Smart Social Media Practices In and Out of the Workplace
March 29, 2022
In the past few years many people have ended up in the headlines, their careers upended by social media postings about someone’s race, gender, sexual orientation, ethnicity, or nationality, or for criticism about their employer. But what are the dos and don’ts for both employees and employers on social media use policies?
On March 14 the D.C. Bar presented the CLE course “Can They Fire You for Putting That on Facebook? A Guide to Lawful Social Media Practices 2022,” covering a wide range of legal issues that often come up in the employment law context.
Diane Seltzer, principal at the Seltzer Law Firm, and Julienne Bramesco, an attorney with the U.S. Department of Veterans Affairs’ personnel law group, reviewed numerous cases that touched on the National Labor Relations Act as it applies to unionized and nonunionized workplaces, as well as various laws that address off-duty conduct, including political activities and political affiliations.
“Discrimination laws come up; the Family and Medical Leave Act comes up,” said Seltzer. “People have lost or been denied unemployment insurance benefits because of what they put on Facebook. Workers’ compensation laws can be implicated. And there are also a host of state laws that protect social media privacy, including password privacy.”
Seltzer and Bramesco also expanded the realm of social media beyond Facebook, Instagram, Twitter, LinkedIn, and TikTok to include videos, wiki postings, chat rooms, personal websites, and any other forms of online journals or websites not affiliated with an employer. “It’s so much easier to prove certain things did happen because someone posted it on Facebook. So, think of it as more or less [as] helpful from an evidentiary standpoint,” Seltzer said.
Understanding Employee Rights
People who’ve posted things on social media that put their employment at risk often cite their First Amendment right to free speech as defense, but it’s important to note that this defense applies only to government employees, Seltzer said.
“Lots of employees have come to my practice and said to me, ‘I have First Amendment rights.’ And I’m like, ‘You do. But the government is not your employer, nor is a quasi-governmental entity your employer.’ So, the First Amendment really has zero applicability [if] it's not a government action,” said Seltzer.

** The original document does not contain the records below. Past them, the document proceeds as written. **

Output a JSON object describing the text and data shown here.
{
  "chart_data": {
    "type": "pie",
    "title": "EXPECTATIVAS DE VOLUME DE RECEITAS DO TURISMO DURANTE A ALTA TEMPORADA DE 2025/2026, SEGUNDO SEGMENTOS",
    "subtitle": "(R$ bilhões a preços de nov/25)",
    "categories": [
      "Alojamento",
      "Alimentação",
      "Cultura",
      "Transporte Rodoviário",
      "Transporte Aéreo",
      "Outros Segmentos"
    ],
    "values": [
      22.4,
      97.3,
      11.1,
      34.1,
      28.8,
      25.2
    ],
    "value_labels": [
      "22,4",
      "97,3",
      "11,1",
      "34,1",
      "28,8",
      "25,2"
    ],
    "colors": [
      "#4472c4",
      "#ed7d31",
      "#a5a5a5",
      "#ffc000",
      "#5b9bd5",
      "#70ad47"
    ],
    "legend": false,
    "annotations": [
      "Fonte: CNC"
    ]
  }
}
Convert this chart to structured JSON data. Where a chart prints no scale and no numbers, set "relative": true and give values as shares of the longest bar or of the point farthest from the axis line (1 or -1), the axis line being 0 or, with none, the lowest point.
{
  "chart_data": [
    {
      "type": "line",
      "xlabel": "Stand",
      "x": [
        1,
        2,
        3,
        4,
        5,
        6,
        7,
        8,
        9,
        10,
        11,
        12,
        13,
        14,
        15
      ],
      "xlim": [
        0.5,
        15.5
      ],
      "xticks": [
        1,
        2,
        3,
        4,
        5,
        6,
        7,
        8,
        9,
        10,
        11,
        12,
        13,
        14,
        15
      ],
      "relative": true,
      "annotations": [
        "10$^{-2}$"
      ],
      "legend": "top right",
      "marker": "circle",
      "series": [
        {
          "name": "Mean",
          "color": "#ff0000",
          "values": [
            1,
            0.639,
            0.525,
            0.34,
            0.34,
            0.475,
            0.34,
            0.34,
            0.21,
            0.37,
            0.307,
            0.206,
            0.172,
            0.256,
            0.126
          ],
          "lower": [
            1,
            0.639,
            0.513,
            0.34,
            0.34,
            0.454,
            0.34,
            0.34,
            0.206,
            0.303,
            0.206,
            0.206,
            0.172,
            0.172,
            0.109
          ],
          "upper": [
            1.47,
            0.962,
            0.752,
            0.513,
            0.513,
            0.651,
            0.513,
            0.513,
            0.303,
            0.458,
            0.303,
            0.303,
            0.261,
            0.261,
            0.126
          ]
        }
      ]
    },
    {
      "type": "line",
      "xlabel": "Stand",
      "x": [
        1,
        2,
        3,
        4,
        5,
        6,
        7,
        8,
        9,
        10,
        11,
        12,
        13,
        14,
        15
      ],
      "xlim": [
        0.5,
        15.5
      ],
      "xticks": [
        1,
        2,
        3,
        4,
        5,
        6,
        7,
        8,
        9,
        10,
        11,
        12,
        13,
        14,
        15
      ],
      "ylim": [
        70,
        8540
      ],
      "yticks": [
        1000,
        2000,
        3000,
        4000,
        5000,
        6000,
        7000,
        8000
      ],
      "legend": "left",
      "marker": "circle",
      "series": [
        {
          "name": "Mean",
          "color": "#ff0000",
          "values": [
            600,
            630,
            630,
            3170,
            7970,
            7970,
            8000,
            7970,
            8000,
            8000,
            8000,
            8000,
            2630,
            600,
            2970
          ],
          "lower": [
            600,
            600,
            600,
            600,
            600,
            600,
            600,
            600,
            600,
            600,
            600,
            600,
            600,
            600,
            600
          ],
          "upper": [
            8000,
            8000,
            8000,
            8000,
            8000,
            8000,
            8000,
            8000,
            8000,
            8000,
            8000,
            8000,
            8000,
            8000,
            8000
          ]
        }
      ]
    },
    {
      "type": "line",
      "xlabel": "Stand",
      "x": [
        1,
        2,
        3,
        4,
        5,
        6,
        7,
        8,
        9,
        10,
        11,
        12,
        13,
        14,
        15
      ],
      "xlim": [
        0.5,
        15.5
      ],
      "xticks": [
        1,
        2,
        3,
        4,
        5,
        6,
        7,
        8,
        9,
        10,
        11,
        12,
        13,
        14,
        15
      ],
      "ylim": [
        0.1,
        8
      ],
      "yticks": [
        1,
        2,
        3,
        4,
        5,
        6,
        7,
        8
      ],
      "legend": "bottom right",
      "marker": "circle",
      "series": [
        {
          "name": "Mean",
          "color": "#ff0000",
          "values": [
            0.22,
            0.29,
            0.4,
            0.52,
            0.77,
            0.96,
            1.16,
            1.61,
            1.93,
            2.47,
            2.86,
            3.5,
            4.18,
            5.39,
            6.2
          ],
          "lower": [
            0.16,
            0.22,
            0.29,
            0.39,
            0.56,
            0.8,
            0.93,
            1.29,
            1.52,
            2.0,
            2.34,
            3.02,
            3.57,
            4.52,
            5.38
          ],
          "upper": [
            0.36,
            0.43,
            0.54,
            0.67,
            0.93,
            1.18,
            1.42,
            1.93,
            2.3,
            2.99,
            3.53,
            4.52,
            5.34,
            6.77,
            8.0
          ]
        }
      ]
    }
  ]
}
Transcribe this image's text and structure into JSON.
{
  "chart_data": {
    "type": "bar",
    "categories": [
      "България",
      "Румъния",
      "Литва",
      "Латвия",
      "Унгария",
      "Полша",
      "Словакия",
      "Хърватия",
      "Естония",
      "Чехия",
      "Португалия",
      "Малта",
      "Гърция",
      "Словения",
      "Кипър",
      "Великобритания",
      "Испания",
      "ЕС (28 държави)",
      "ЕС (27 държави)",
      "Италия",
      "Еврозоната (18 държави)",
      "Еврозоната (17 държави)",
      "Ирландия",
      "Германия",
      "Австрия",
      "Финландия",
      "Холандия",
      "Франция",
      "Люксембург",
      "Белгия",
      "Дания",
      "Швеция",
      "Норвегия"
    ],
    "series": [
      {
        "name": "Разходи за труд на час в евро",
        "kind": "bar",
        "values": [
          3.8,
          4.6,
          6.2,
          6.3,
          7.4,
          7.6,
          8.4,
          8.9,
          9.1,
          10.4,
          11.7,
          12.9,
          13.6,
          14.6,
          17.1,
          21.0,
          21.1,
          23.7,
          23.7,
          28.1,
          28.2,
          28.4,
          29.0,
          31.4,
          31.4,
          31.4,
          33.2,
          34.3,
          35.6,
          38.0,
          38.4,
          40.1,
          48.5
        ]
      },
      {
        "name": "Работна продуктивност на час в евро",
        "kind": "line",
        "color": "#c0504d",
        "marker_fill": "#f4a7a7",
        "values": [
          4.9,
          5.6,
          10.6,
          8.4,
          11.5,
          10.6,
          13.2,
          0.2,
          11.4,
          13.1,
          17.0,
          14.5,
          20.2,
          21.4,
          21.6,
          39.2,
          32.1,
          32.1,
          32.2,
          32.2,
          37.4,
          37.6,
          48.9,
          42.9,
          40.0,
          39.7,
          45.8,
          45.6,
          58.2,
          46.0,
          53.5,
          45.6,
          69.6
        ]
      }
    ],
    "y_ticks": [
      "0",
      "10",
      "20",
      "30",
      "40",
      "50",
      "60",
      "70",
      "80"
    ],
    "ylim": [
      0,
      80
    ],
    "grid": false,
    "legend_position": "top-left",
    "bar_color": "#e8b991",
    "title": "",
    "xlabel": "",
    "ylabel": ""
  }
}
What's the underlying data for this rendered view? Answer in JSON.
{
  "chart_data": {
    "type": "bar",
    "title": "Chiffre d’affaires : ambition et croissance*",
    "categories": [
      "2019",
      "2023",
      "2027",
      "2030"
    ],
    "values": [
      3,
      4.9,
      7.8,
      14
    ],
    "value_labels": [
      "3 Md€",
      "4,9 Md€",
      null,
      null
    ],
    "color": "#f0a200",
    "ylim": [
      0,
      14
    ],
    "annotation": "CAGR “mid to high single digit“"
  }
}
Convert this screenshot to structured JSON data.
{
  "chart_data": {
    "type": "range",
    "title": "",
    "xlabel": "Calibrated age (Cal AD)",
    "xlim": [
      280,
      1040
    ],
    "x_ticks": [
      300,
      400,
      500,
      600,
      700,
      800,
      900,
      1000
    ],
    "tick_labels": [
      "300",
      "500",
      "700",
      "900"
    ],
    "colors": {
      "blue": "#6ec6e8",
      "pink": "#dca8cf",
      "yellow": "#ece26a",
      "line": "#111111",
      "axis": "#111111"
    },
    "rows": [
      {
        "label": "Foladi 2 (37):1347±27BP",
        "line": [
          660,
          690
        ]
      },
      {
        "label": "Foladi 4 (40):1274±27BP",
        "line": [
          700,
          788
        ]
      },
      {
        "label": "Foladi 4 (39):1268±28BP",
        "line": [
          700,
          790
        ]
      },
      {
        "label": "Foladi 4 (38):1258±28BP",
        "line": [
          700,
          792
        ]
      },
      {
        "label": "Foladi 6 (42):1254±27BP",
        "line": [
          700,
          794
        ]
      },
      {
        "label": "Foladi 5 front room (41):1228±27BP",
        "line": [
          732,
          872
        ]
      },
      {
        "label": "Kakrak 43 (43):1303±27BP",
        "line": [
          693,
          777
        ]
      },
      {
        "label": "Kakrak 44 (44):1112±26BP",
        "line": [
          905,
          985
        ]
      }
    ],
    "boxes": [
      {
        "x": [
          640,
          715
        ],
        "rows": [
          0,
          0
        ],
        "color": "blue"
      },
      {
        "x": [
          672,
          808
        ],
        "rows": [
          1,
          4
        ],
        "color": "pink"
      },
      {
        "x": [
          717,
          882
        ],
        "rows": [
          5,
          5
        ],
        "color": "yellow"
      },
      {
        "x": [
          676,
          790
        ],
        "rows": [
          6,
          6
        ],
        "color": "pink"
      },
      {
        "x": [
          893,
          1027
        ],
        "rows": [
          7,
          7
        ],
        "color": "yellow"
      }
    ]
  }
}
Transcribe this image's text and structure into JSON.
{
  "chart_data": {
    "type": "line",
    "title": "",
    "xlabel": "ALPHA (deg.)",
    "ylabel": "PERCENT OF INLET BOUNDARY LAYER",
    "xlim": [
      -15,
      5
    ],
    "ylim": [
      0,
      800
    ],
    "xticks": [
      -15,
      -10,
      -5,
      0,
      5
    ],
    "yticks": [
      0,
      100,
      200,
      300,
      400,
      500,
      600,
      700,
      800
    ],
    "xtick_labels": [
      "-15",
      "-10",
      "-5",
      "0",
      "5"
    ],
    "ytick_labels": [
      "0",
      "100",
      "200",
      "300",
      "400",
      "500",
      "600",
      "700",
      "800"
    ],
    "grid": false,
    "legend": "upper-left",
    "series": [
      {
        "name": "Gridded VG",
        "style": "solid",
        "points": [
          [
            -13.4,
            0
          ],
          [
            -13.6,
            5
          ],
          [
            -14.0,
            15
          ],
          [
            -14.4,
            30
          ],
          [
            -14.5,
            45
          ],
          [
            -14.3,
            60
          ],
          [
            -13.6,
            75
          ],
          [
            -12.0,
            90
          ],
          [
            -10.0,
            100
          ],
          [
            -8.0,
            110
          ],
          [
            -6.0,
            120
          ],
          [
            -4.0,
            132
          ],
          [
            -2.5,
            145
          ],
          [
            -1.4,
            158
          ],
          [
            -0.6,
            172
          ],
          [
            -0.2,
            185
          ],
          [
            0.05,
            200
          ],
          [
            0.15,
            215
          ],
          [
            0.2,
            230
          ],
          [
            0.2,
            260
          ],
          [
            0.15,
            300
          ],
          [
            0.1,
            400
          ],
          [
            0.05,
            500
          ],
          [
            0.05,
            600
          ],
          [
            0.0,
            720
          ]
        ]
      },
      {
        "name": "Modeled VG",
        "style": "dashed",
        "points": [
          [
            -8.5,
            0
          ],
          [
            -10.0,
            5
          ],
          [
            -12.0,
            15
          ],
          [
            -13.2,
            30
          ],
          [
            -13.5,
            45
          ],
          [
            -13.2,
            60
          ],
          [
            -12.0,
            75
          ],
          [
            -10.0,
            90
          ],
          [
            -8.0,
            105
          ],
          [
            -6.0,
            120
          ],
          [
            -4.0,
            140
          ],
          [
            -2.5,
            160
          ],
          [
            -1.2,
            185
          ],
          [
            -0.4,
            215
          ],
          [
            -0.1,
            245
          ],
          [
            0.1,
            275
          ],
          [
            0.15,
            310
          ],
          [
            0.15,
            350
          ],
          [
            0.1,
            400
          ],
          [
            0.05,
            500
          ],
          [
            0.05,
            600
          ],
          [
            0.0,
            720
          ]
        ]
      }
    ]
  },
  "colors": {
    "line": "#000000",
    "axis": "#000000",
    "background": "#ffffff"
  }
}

When lawyers are defending government employees, they generally investigate whether the employee is a citizen whose speech implicated a matter of public concern and whether the protected speech was a substantial or motivating factor for the employee’s termination.
For nongovernment employees, it’s generally legal to post things on social media pertaining to the terms and conditions of employment, regardless of union status. “If someone is complaining that they feel there's been something that's not fair in the workplace, or something that's unlawful in the workplace, [these] are the kinds of things that will generally be OK to post” to get those concerns addressed, Seltzer explained.
Things that are generally prohibited are posts containing discriminatory, intimidating, or threatening language, or negative messages about the company’s customers or clients that don’t relate to the terms and conditions of employment. It’s also wise not to post things that display illegal activities or content that has racist overtones.
Drafting Social Media Policies
The presenters advised employers to have a legally compliant social media policy that explicitly states that it respects employees’ right to write blogs, use social media, and post to social networking sites, and that it does not discourage employees from self-publishing and exercising self-expression.
According to the National Conference of State Legislatures, 27 states, including Maryland and Virginia, now have laws restricting employer access to personal social media accounts. Washington, D.C. does not have a specific law regarding employer requests for social media passwords, but it does have a law protecting students’ digital privacy.
Employer social media use policies should also state that the employer has the right and duty to protect itself from employees who indicate that they are speaking on behalf of the company when they are not authorized to do so. Also, the company has the right and duty to protect itself from unauthorized disclosure of confidential and/or proprietary information that does not relate to the terms and conditions of employment.
“You've got to include a code of conduct for employees using social media for professional purposes if they're authorized to use it in that way,” Seltzer said. “If they're authorized to publish or post on behalf of the company, you’ve got to give them clarity in what they can do. You also [need] to tell employees that they are personally responsible for their commentary and posts on social media, and they can be held personally liable for commentary that's considered defamatory, threatening, intimidating, harassing, retaliatory, obscene, proprietary, or libelous. They can be sued personally.”
Bramesco mentioned that employees should be cautioned that their employers may or will monitor any comments, blogs, posts, forums, and discussions related to the company. Employees in turn should be urged to report any violations or perceived violations of their employer’s social media use policy and to provide screenshots or printouts of posts they believe contain the violation, Bramesco said.
“Many companies and government agencies have whole teams of employees whose only job is to see what's being said about them on social media and on the internet,” Seltzer said. “[Employees] can't use company equipment to conduct personal blogging or social media networking activities, and they can't link from something personal that they're doing to the company's internal or external website.”
Seltzer also advised organizations to give employees clarity surrounding the use of company computers. “[Employees] may not use the company email address to be identified or to communicate for social media use purposes; they also cannot use any social media sites to unlawfully threaten, intimidate, harass, discriminate against, or retaliate against employees, the company, its customers, or anyone associated with the company,” she said.